Amyloid Beta 25-35 induces blood-brain barrier disruption in vitro

The amyloid beta-peptide (A beta) is transported across the blood-brain barrier (BBB) by binding with the receptor for advanced glycation end products (RAGE). Previously, we demonstrated that the A beta fraction 25-35 (A beta(25-35)) increases RAGE expression in the rat hippocampus, likely contributing to its neurotoxic effects. However, it is still debated if the interaction of A beta with RAGE compromises the BBB function in Alzheimer' disease (AD). Here, we evaluated the effects of A beta(25-35) in an established in vitro model of the BBB. Rat brain microvascular endothelial cells (rBMVECs) were treated with 20 mu M active A beta(25-35) or the inactive A beta(35-25) (control), for 24 h. Exposure to A beta(25-35) significantly decreased cell viability, increased cellular necrosis, and increased the production of reactive oxygen species (ROS), which triggered a decrease in the enzyme glutathione peroxidase when compared to the control condition.
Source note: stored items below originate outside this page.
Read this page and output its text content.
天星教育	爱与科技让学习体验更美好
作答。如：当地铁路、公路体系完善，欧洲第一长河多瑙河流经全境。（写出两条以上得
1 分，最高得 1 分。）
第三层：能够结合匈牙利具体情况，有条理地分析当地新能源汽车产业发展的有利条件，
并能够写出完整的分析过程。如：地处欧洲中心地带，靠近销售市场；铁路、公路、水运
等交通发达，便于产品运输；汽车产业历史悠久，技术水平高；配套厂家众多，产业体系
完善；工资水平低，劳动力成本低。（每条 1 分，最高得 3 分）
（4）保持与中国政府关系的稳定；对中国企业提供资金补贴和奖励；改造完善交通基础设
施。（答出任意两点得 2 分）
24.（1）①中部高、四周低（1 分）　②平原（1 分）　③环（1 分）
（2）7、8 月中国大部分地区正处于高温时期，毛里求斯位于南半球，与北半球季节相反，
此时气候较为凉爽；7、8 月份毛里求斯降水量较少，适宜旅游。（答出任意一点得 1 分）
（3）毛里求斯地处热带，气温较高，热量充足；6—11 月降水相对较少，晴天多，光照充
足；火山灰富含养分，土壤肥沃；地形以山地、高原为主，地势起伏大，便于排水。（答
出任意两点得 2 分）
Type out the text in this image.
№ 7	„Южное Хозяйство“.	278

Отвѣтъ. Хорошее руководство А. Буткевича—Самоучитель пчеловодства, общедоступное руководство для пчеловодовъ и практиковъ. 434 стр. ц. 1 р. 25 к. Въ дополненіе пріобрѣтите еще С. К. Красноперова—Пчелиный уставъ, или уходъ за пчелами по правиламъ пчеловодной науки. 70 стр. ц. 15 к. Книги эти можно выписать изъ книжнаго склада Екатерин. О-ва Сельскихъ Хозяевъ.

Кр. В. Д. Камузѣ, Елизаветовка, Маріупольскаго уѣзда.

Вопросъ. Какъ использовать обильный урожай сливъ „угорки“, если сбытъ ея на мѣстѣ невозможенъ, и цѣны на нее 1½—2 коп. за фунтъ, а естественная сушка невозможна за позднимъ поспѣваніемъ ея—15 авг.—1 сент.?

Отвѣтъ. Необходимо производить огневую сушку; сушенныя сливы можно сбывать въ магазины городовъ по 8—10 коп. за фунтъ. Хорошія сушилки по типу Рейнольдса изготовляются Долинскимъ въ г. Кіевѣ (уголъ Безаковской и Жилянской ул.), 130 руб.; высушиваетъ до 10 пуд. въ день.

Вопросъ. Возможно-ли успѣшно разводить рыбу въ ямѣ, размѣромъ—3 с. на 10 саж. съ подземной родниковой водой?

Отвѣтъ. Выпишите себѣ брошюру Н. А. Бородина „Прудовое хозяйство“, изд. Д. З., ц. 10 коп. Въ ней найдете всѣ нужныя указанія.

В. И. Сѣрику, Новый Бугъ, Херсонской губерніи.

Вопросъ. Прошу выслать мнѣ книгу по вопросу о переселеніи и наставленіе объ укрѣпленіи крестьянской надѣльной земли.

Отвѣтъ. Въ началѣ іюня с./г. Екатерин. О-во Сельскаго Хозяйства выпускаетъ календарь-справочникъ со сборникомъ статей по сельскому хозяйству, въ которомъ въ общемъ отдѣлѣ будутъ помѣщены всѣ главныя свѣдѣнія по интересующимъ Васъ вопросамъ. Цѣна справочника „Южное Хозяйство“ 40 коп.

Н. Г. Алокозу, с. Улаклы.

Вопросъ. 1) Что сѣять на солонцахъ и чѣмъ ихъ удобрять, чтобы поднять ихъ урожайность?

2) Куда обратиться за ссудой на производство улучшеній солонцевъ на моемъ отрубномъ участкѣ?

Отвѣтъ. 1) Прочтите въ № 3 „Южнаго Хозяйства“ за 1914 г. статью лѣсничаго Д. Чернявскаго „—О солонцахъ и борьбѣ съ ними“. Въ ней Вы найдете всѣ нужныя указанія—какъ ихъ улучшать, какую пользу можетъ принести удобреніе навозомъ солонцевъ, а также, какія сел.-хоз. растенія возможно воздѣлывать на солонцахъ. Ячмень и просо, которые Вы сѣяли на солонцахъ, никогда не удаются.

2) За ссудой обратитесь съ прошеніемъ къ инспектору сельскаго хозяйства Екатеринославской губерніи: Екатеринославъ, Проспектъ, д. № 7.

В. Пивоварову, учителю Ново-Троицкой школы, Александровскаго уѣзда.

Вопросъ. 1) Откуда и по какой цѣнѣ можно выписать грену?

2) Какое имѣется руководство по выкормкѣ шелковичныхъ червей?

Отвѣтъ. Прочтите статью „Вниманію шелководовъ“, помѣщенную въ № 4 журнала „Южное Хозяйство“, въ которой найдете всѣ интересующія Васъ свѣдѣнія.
A beta(25-35) also increased BBB permeability by altering the expression of tight junction proteins (decreasing zonula occludens-1 and increasing occludin). A beta(25-35) induced monolayer disruption and cellular disarrangement of the BBB, with RAGE being highly expressed in the zones of disarrangement. Together, these data suggest that A beta(25-35)-induces toxicity by compromising the functionality and integrity of the BBB in vitro.